If American Wolf were only a detailed study of wolves in the wild, it would rather quickly grow old. But Blakeslee is after a bigger story. Intrinsic to the O-Six saga are the wolf-watchers and scientists charged with monitoring the reintroduction of wolves. Among them is Rick McIntyre, who came to be known as "the wolf guy." A loner, McIntyre spent his time with a high-powered scope looking at wolves and recording their activities. He knew them both by sight and by the official number of their radio collars. He knew when females went to den to deliver a new litter, when alphas were killed by other packs, when a calf was culled from a herd of elk for food. He wrote five million words in his field journals and didn't miss a day in the mountains for 10 years--a "Cal Ripken of wolf-watchers." From McIntyre's journals and interviews, Blakeslee gets the hard habitat details of O-Six's life.

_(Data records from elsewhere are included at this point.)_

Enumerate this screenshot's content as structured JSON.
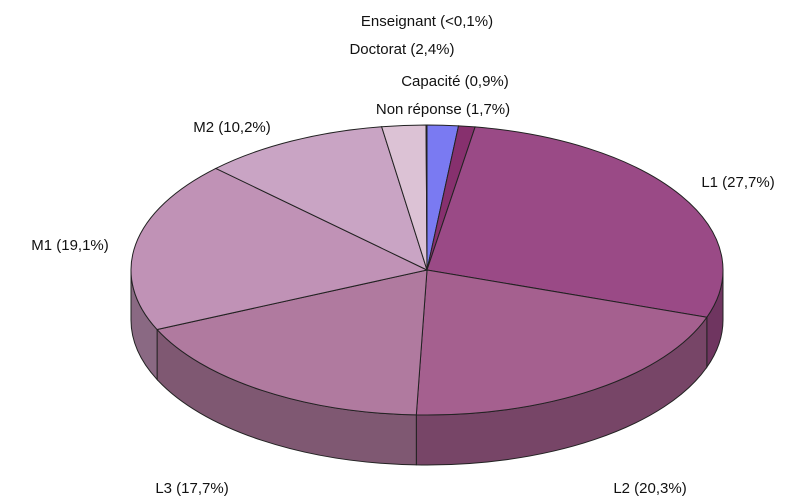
{
  "chart_data": {
    "type": "pie3d",
    "values": [
      1.7,
      0.9,
      27.7,
      20.3,
      17.7,
      19.1,
      10.2,
      2.4,
      0.05
    ],
    "value_labels": [
      "Non réponse (1,7%)",
      "Capacité (0,9%)",
      "L1 (27,7%)",
      "L2 (20,3%)",
      "L3 (17,7%)",
      "M1 (19,1%)",
      "M2 (10,2%)",
      "Doctorat (2,4%)",
      "Enseignant (<0,1%)"
    ],
    "colors": [
      "#7a7af2",
      "#87306e",
      "#9a4a86",
      "#a5608f",
      "#b07a9f",
      "#c092b6",
      "#c9a4c4",
      "#dcc2d5",
      "#5050c0"
    ]
  }
}
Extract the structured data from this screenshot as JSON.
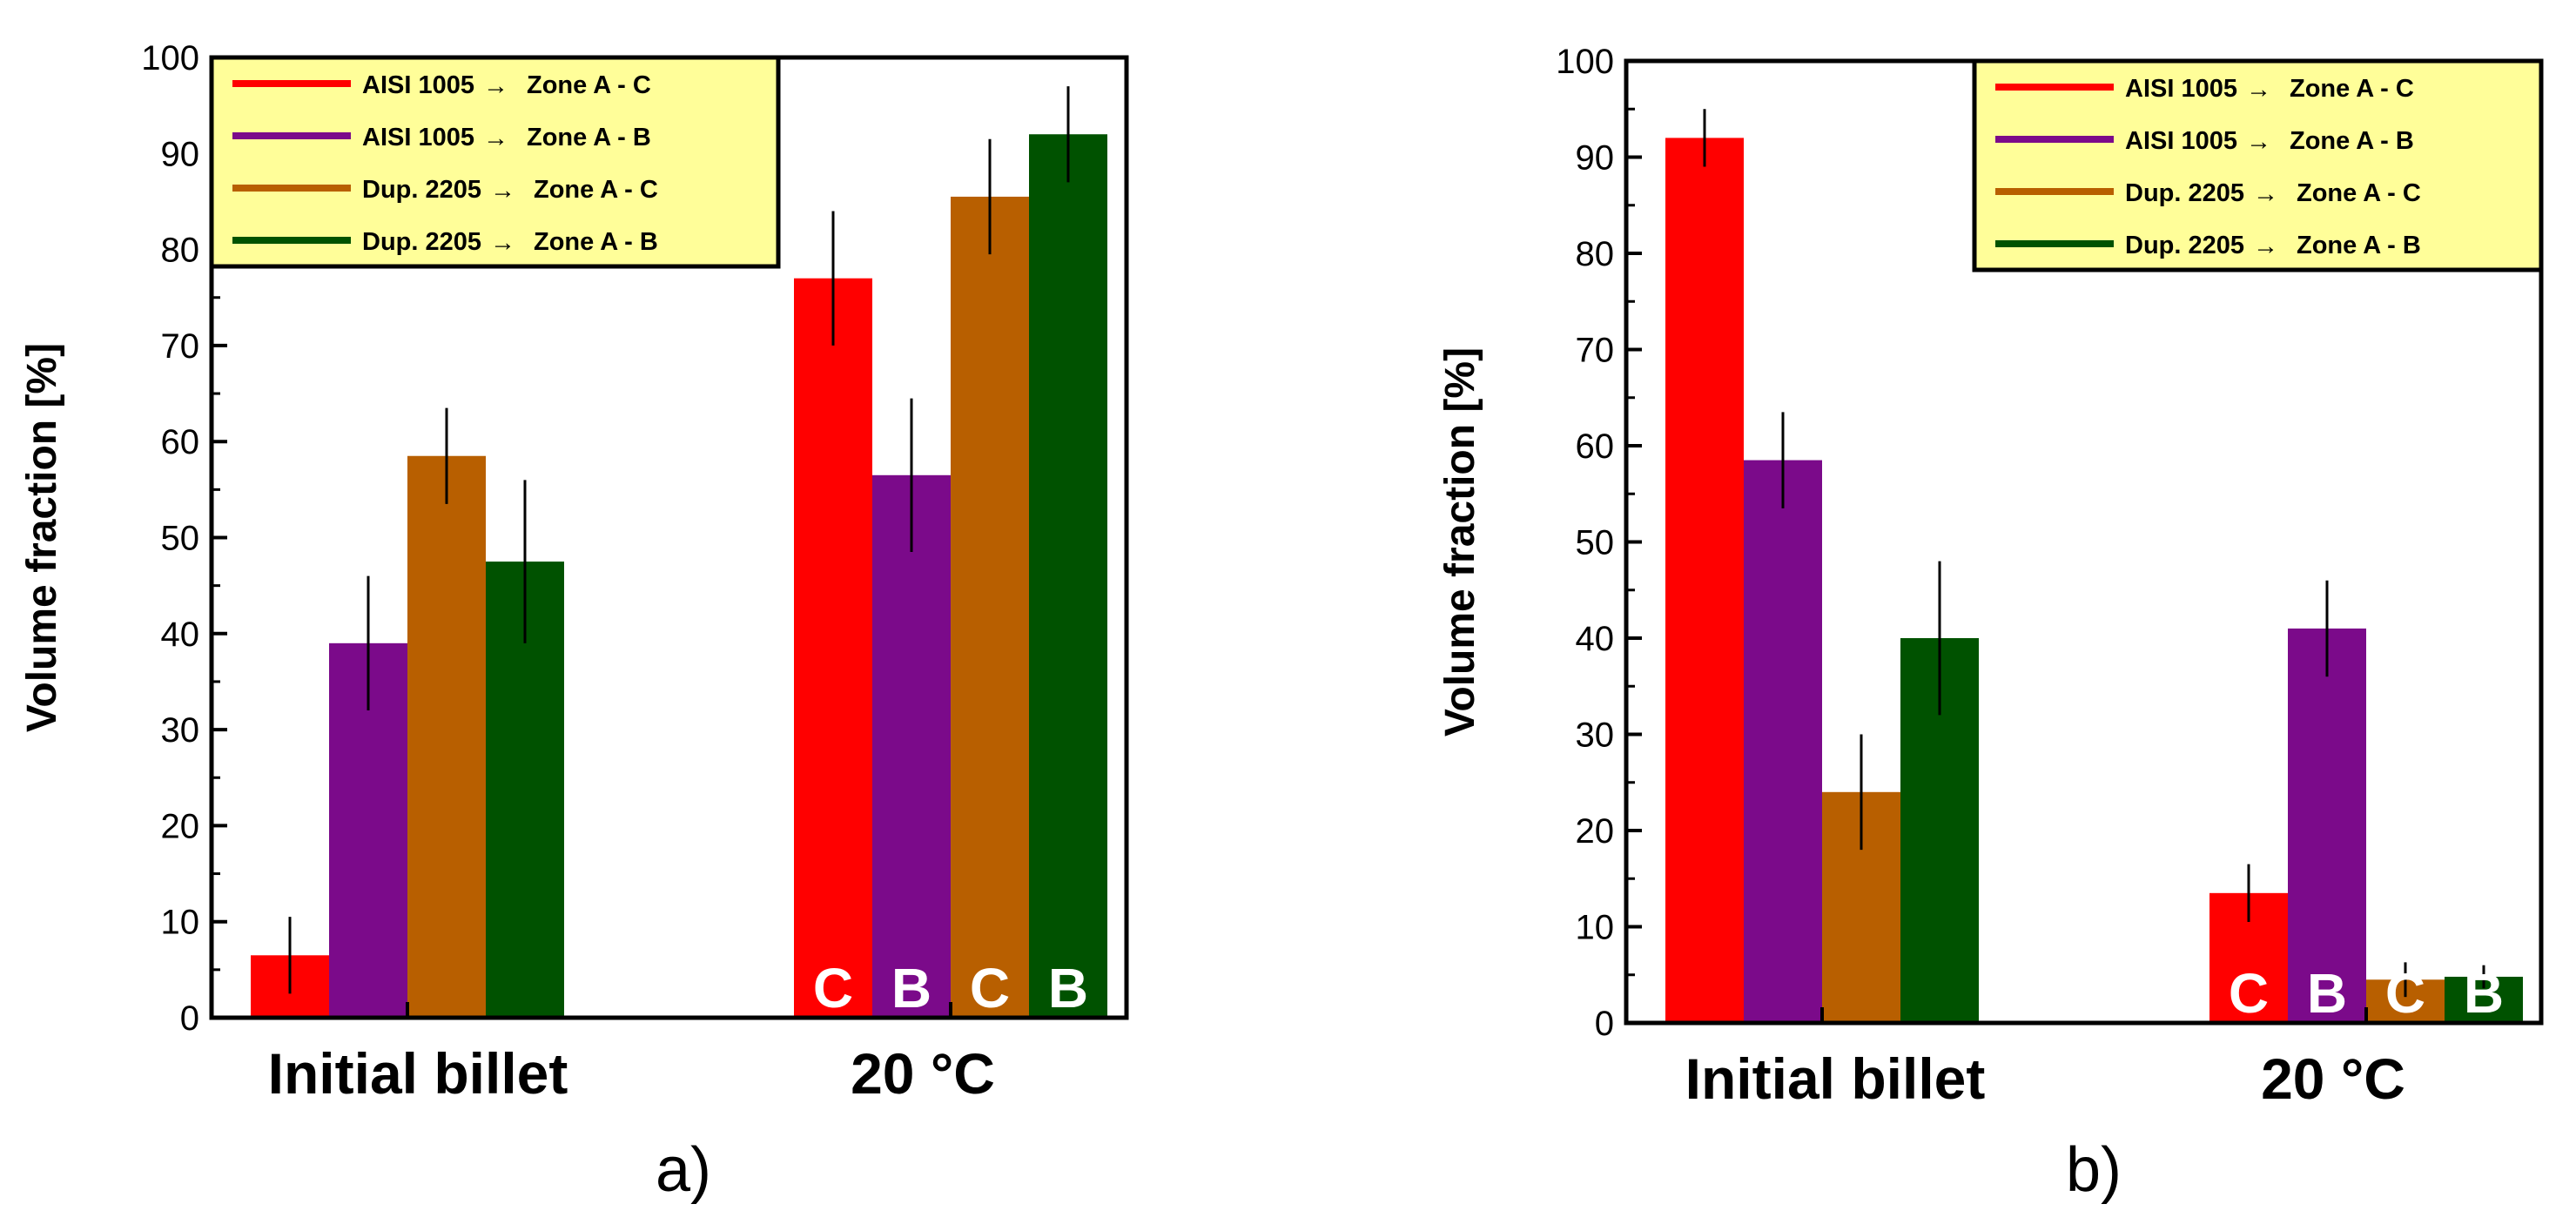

The end for O-Six came with the federal government's 2012 decision to take wolves off the endangered species list in the states neighboring Yellowstone. Near the small Wyoming town of Crandall, lifelong hunter Steven Turnbull was in the Absaroka mountains when O-Six appeared in his gun sight. His kill shot made the New York Times under the headline: "Famous Wolf Is Killed Outside Yellowstone." Turnbull (a pseudonym) became a pariah in the conservationist world. As he later told Blakeslee, "She didn't tell me she was famous before I shot her." American Wolf is the story of an extraordinary wolf and those absorbed with her storied life. --Bruce Jacobs, founding partner, Watermark Books & Cafe, Wichita, Kan.

Shelf Talker: Journalist Nate Blakeslee explores the lineage, habitat and behavior of Yellowstone National Park's most famous wolf and the people with a personal and professional stake in wolf management.